On this measure it means not only that "The Poor" will always be with us (unless the range of incomes becomes so tight that, roughly, the highest income is no more than twice the lowest income) but also that as the general population becomes wealthier so the level at which poverty is defined will move upwards and "The Poor" will be able to afford what previous generations would have considered unobtainable luxuries.

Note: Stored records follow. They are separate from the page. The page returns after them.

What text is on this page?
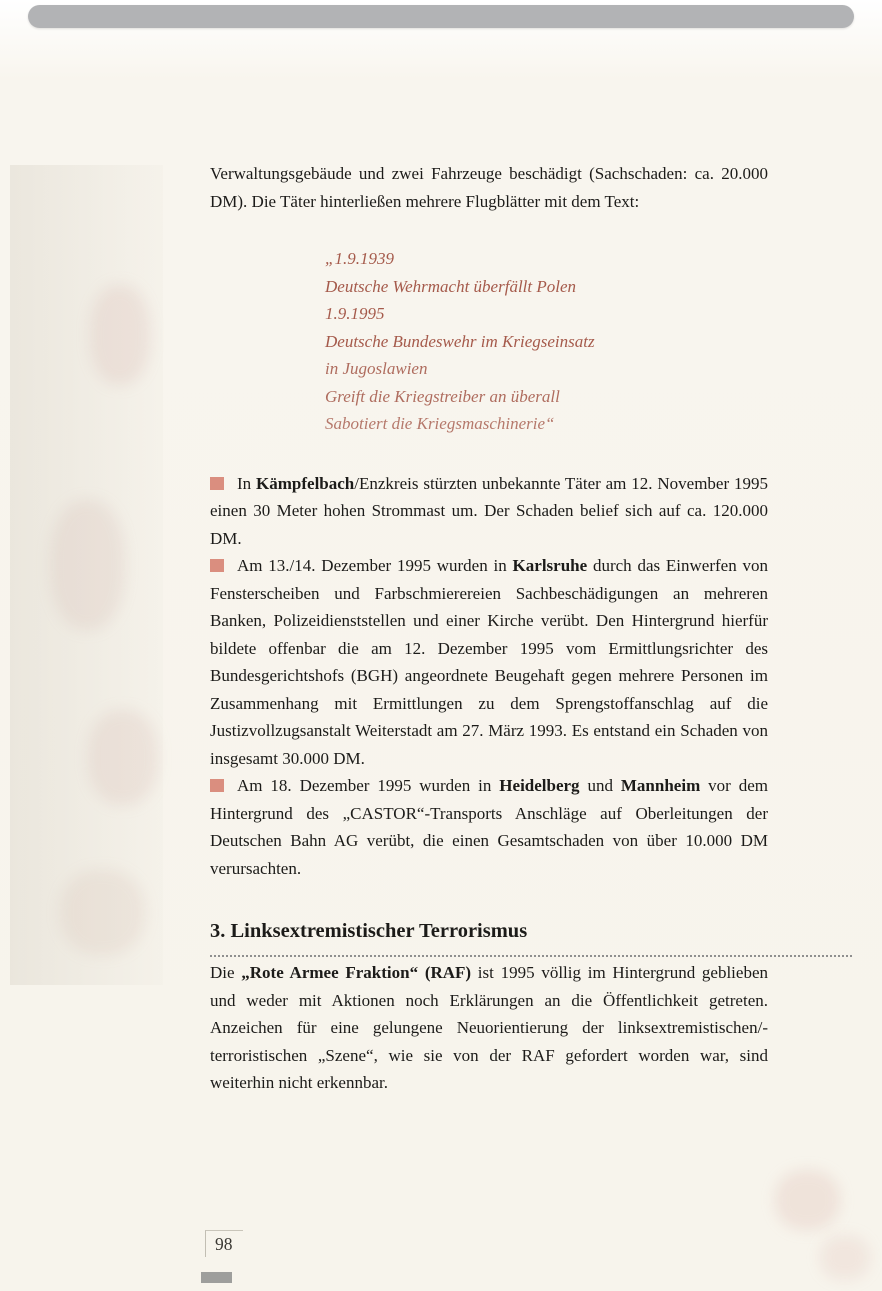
Verwaltungsgebäude und zwei Fahrzeuge beschädigt (Sachschaden: ca. 20.000 DM). Die Täter hinterließen mehrere Flugblätter mit dem Text:

„1.9.1939
Deutsche Wehrmacht überfällt Polen
1.9.1995
Deutsche Bundeswehr im Kriegseinsatz
in Jugoslawien
Greift die Kriegstreiber an überall
Sabotiert die Kriegsmaschinerie“

In Kämpfelbach/Enzkreis stürzten unbekannte Täter am 12. November 1995 einen 30 Meter hohen Strommast um. Der Schaden belief sich auf ca. 120.000 DM.

Am 13./14. Dezember 1995 wurden in Karlsruhe durch das Einwerfen von Fensterscheiben und Farbschmierereien Sachbeschädigungen an mehreren Banken, Polizeidienststellen und einer Kirche verübt. Den Hintergrund hierfür bildete offenbar die am 12. Dezember 1995 vom Ermittlungsrichter des Bundesgerichtshofs (BGH) angeordnete Beugehaft gegen mehrere Personen im Zusammenhang mit Ermittlungen zu dem Sprengstoffanschlag auf die Justizvollzugsanstalt Weiterstadt am 27. März 1993. Es entstand ein Schaden von insgesamt 30.000 DM.

Am 18. Dezember 1995 wurden in Heidelberg und Mannheim vor dem Hintergrund des „CASTOR“-Transports Anschläge auf Oberleitungen der Deutschen Bahn AG verübt, die einen Gesamtschaden von über 10.000 DM verursachten.

3. Linksextremistischer Terrorismus

Die „Rote Armee Fraktion“ (RAF) ist 1995 völlig im Hintergrund geblieben und weder mit Aktionen noch Erklärungen an die Öffentlichkeit getreten. Anzeichen für eine gelungene Neuorientierung der linksextremistischen/-terroristischen „Szene“, wie sie von der RAF gefordert worden war, sind weiterhin nicht erkennbar.

98
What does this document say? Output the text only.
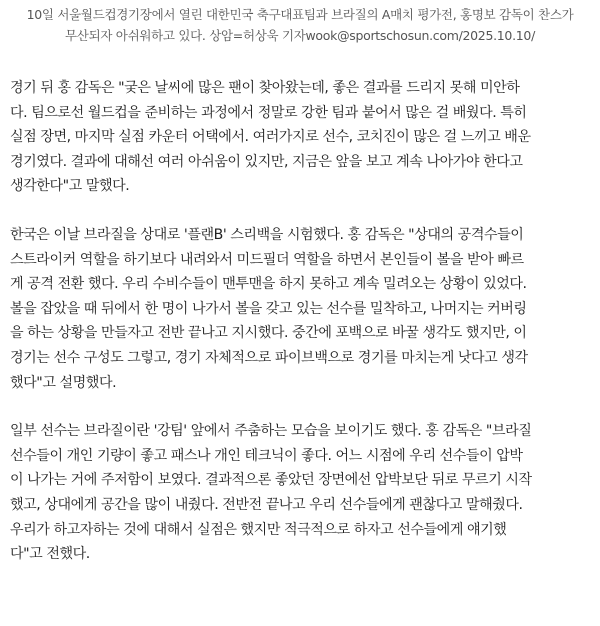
10일 서울월드컵경기장에서 열린 대한민국 축구대표팀과 브라질의 A매치 평가전, 홍명보 감독이 찬스가
무산되자 아쉬워하고 있다. 상암=허상욱 기자wook@sportschosun.com/2025.10.10/

경기 뒤 홍 감독은 "궂은 날씨에 많은 팬이 찾아왔는데, 좋은 결과를 드리지 못해 미안하
다. 팀으로선 월드컵을 준비하는 과정에서 정말로 강한 팀과 붙어서 많은 걸 배웠다. 특히
실점 장면, 마지막 실점 카운터 어택에서. 여러가지로 선수, 코치진이 많은 걸 느끼고 배운
경기였다. 결과에 대해선 여러 아쉬움이 있지만, 지금은 앞을 보고 계속 나아가야 한다고
생각한다"고 말했다.

한국은 이날 브라질을 상대로 '플랜B' 스리백을 시험했다. 홍 감독은 "상대의 공격수들이
스트라이커 역할을 하기보다 내려와서 미드필더 역할을 하면서 본인들이 볼을 받아 빠르
게 공격 전환 했다. 우리 수비수들이 맨투맨을 하지 못하고 계속 밀려오는 상황이 있었다.
볼을 잡았을 때 뒤에서 한 명이 나가서 볼을 갖고 있는 선수를 밀착하고, 나머지는 커버링
을 하는 상황을 만들자고 전반 끝나고 지시했다. 중간에 포백으로 바꿀 생각도 했지만, 이
경기는 선수 구성도 그렇고, 경기 자체적으로 파이브백으로 경기를 마치는게 낫다고 생각
했다"고 설명했다.

일부 선수는 브라질이란 '강팀' 앞에서 주춤하는 모습을 보이기도 했다. 홍 감독은 "브라질
선수들이 개인 기량이 좋고 패스나 개인 테크닉이 좋다. 어느 시점에 우리 선수들이 압박
이 나가는 거에 주저함이 보였다. 결과적으론 좋았던 장면에선 압박보단 뒤로 무르기 시작
했고, 상대에게 공간을 많이 내줬다. 전반전 끝나고 우리 선수들에게 괜찮다고 말해줬다.
우리가 하고자하는 것에 대해서 실점은 했지만 적극적으로 하자고 선수들에게 얘기했
다"고 전했다.
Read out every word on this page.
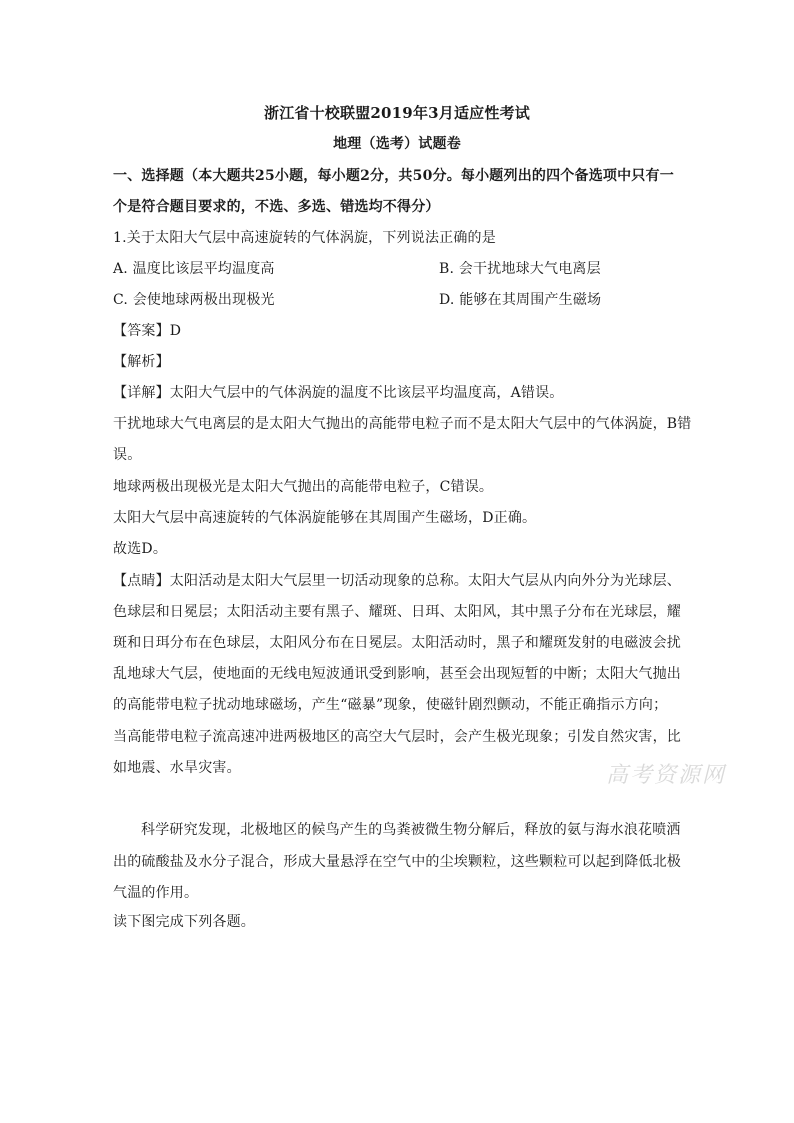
浙江省十校联盟2019年3月适应性考试
地理（选考）试题卷
一、选择题（本大题共25小题，每小题2分，共50分。每小题列出的四个备选项中只有一
个是符合题目要求的，不选、多选、错选均不得分）
1.关于太阳大气层中高速旋转的气体涡旋，下列说法正确的是
A. 温度比该层平均温度高	B. 会干扰地球大气电离层
C. 会使地球两极出现极光	D. 能够在其周围产生磁场
【答案】D
【解析】
【详解】太阳大气层中的气体涡旋的温度不比该层平均温度高，A错误。
干扰地球大气电离层的是太阳大气抛出的高能带电粒子而不是太阳大气层中的气体涡旋，B错
误。
地球两极出现极光是太阳大气抛出的高能带电粒子，C错误。
太阳大气层中高速旋转的气体涡旋能够在其周围产生磁场，D正确。
故选D。
【点睛】太阳活动是太阳大气层里一切活动现象的总称。太阳大气层从内向外分为光球层、
色球层和日冕层；太阳活动主要有黑子、耀斑、日珥、太阳风，其中黑子分布在光球层，耀
斑和日珥分布在色球层，太阳风分布在日冕层。太阳活动时，黑子和耀斑发射的电磁波会扰
乱地球大气层，使地面的无线电短波通讯受到影响，甚至会出现短暂的中断；太阳大气抛出
的高能带电粒子扰动地球磁场，产生“磁暴”现象，使磁针剧烈颤动，不能正确指示方向；
当高能带电粒子流高速冲进两极地区的高空大气层时，会产生极光现象；引发自然灾害，比
如地震、水旱灾害。	高考资源网
科学研究发现，北极地区的候鸟产生的鸟粪被微生物分解后，释放的氨与海水浪花喷洒
出的硫酸盐及水分子混合，形成大量悬浮在空气中的尘埃颗粒，这些颗粒可以起到降低北极
气温的作用。
读下图完成下列各题。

If, controversially, poverty were measured on a more absolute, rather than relative, scale then perhaps poverty could be eradicated. Difficulty is to devise a sensible absolute measure. Is it:


a. Sufficient household income to clothe, feed and house a family in relative comfort (insulated accommodation offering warmth, H & C running water, bathroom & WC, and enough bedrooms such that no one has to share with more than one other person) with a small sum left over to allow a choice of "frivolities" such as beer, Sky movies, TV, fags or an occasional cheap holiday?


b. Sufficient income clothe a family in charity shop clothing and prevent them from starving or freezing to death. (The Scrooge definition)


c. Something else - either softer or harsher according to preferences.


I would be in favour of something close to a. above as on that basis once a family gets beyond having to choose between the "frivolities" then they are out of poverty - not rich but off the breadline.

The chancellor in LAST years budget took away the 10 % band (we pay more) and decreased income tax by a couple of % (we gain) last year for implementation this year. There's something I don't like about this delayed implementation, but the two measures seem to more or less cancel each other out. However he hit some higher earners (and to be honest many in London are) by also introducing the delayed increase of the NI higher earnings limuit coming in again about now (that hits many people earning around 40K pretty hard). This NI higher earnings limit is meant to increase for 3 or 4 years yet too - until it joins with the higher tax bracket - that'll hit the 40K earners for a few years.


If I remember the pensioners fuel payment was meant to be a temporary stop-gap until a fairer way of treating pensioners was found.